What is an Internal Audit?
Internal audit is defined by the Institute of Internal Auditors as:
“…an independent, objective assurance and consulting activity designed to add value and improve an organisation’s operations. It helps an organisation accomplish its objectives by bringing a systematic, disciplined approach to evaluate and improve the effectiveness or risk management, control and governance processes.”
Why should I have an Internal Audit conducted?
An internal audit is intended to review and evaluate the effectiveness and operation of an organisation’s processes and procedures.

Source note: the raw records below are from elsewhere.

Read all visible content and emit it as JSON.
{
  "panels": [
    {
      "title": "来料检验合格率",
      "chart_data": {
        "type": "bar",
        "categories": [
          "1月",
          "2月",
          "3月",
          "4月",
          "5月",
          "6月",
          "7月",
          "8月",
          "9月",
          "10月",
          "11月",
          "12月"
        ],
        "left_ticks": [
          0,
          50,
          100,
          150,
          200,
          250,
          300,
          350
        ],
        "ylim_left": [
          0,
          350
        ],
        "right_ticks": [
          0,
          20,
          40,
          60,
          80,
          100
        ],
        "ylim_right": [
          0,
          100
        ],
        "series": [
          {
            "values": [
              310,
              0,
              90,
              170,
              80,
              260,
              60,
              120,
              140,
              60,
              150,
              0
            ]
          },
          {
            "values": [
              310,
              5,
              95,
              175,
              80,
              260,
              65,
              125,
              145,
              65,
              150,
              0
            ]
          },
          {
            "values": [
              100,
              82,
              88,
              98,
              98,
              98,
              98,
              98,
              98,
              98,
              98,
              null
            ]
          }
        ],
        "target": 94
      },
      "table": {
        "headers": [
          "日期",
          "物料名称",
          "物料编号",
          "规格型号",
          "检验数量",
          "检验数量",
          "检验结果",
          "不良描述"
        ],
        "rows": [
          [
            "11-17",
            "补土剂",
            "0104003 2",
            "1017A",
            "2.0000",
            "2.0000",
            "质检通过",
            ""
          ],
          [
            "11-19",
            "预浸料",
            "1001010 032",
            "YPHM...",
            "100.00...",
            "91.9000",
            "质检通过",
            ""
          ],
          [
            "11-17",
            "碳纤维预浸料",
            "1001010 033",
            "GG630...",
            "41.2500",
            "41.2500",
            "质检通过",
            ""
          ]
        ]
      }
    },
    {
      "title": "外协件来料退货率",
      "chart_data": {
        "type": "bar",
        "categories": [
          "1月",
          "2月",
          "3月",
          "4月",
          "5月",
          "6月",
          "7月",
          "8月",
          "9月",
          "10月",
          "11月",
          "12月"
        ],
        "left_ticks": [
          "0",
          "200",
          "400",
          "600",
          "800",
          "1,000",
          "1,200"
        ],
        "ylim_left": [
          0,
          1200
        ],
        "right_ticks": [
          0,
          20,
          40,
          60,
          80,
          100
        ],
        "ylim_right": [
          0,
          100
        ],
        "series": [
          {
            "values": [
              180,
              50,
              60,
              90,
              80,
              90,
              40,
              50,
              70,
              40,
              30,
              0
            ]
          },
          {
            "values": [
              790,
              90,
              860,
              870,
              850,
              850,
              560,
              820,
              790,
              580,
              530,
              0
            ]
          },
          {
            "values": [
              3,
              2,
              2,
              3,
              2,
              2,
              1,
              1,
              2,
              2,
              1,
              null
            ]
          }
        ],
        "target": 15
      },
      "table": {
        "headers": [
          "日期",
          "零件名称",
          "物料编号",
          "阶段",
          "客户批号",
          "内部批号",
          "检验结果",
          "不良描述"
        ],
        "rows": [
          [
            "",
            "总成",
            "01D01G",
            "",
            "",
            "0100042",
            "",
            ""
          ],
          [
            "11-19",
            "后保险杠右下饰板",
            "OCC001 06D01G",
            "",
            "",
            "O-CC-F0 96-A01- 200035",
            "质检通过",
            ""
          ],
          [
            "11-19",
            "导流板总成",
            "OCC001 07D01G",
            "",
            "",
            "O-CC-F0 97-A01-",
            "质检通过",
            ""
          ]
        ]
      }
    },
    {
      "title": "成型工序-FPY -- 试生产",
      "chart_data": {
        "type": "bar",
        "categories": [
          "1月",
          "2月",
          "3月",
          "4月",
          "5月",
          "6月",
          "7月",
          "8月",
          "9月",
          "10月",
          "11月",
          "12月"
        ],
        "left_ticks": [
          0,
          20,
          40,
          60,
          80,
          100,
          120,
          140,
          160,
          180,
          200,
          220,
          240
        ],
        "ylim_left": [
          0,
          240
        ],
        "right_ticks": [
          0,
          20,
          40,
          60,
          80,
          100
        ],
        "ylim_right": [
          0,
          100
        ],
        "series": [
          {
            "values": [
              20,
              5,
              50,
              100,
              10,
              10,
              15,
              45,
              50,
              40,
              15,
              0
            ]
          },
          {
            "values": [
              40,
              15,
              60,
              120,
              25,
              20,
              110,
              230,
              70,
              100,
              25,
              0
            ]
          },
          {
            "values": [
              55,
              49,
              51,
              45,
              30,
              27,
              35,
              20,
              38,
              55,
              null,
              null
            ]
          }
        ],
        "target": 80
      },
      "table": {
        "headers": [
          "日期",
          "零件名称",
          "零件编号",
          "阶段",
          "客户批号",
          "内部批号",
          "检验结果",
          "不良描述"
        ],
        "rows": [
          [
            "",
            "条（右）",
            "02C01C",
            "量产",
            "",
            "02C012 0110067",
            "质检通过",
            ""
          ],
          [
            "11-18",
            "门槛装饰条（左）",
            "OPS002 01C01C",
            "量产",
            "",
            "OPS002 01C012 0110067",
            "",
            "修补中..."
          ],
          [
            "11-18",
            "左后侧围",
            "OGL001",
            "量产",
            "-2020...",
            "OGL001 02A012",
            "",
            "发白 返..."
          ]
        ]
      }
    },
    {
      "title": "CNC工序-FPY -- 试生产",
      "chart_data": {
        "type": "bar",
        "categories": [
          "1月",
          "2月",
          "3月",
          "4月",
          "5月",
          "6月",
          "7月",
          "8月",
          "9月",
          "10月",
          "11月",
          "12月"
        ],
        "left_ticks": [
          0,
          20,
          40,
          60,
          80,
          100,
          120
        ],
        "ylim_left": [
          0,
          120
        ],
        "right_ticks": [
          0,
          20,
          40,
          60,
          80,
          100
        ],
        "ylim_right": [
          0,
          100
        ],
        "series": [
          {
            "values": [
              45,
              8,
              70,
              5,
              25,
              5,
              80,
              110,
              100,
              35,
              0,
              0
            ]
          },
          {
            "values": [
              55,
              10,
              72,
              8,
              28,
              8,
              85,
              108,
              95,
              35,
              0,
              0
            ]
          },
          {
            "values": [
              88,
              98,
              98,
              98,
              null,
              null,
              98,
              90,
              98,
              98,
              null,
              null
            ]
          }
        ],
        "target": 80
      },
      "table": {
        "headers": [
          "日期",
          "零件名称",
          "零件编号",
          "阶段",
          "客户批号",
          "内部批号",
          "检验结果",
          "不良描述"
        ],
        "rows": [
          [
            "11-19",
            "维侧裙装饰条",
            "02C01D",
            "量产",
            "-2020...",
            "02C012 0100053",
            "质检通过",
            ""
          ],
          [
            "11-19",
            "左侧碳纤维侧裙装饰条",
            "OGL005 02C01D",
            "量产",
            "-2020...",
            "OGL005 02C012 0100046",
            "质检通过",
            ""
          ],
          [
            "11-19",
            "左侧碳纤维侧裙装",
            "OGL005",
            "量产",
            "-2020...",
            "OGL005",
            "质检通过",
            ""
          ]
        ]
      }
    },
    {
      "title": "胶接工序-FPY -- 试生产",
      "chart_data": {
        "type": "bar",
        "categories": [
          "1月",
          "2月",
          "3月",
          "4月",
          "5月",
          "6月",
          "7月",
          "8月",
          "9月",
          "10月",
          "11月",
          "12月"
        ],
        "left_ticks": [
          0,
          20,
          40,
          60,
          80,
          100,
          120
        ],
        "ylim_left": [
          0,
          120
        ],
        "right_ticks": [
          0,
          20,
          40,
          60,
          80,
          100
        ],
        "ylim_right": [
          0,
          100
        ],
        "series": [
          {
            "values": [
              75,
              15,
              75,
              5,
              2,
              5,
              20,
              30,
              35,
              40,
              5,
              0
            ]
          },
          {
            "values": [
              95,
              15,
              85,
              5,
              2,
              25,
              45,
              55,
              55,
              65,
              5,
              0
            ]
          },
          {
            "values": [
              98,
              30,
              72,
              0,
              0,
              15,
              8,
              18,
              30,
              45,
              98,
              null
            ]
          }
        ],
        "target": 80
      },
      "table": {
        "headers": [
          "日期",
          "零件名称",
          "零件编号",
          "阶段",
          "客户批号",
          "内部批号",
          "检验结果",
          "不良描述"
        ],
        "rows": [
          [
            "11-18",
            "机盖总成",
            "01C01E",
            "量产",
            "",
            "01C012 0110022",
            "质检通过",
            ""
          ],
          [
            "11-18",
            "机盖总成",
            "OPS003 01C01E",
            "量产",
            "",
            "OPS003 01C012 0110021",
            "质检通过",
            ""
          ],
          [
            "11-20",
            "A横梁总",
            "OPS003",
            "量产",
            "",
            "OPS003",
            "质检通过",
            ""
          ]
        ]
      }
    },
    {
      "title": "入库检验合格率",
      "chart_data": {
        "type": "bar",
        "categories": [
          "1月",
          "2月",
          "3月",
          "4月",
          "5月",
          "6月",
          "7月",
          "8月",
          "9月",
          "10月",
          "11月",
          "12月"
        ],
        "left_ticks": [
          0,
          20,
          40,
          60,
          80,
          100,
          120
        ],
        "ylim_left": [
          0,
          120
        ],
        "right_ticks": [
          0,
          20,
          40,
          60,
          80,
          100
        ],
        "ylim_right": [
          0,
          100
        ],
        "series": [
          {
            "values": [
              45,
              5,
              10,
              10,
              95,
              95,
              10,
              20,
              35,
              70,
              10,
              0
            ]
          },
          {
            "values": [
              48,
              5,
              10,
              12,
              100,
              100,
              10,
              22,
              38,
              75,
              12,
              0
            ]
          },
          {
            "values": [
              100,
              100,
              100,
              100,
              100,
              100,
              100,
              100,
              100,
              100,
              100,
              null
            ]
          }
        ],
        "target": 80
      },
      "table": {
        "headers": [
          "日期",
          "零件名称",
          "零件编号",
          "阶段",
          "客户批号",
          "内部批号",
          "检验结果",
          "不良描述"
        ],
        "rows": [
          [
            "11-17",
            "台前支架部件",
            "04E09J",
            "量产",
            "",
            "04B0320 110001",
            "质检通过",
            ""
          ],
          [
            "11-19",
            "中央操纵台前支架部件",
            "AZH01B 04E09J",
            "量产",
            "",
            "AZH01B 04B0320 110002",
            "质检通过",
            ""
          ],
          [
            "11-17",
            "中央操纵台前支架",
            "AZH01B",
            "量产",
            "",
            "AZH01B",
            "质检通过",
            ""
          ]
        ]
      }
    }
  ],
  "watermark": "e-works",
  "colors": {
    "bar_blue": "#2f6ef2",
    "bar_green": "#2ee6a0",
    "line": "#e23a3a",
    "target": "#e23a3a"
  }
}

Whereas an external audit is focussed on the financial statements, and internal audit can cover areas of your operations which have little or no impact on the financial statements. More importantly, unlike an external audit where the auditor determines the scope of the engagement, with internal audit, the organisation can direct it towards areas of operational concern.
An internal audit can provide you with assurance that your staff are operating in accordance wtih the organisation’s policies and procedures.
In instances where you do not have formal policies and procedures in place, an internal auditor can assist you in compiling this documentation.
What types of things can Internal Audit cover?
Any aspect of an organisation can be reviewed as part of an internal audit.
Some examples of the types of work which can be conducted in an internal audit include:
Internal audit can also be directed to areas where you might have a concern that there has been a misappropriation of assets or fraudulent reporting.
Internal audits can either be conducted on an on-going basis as part of a long-term internal audit plan, or on a one-off project basis.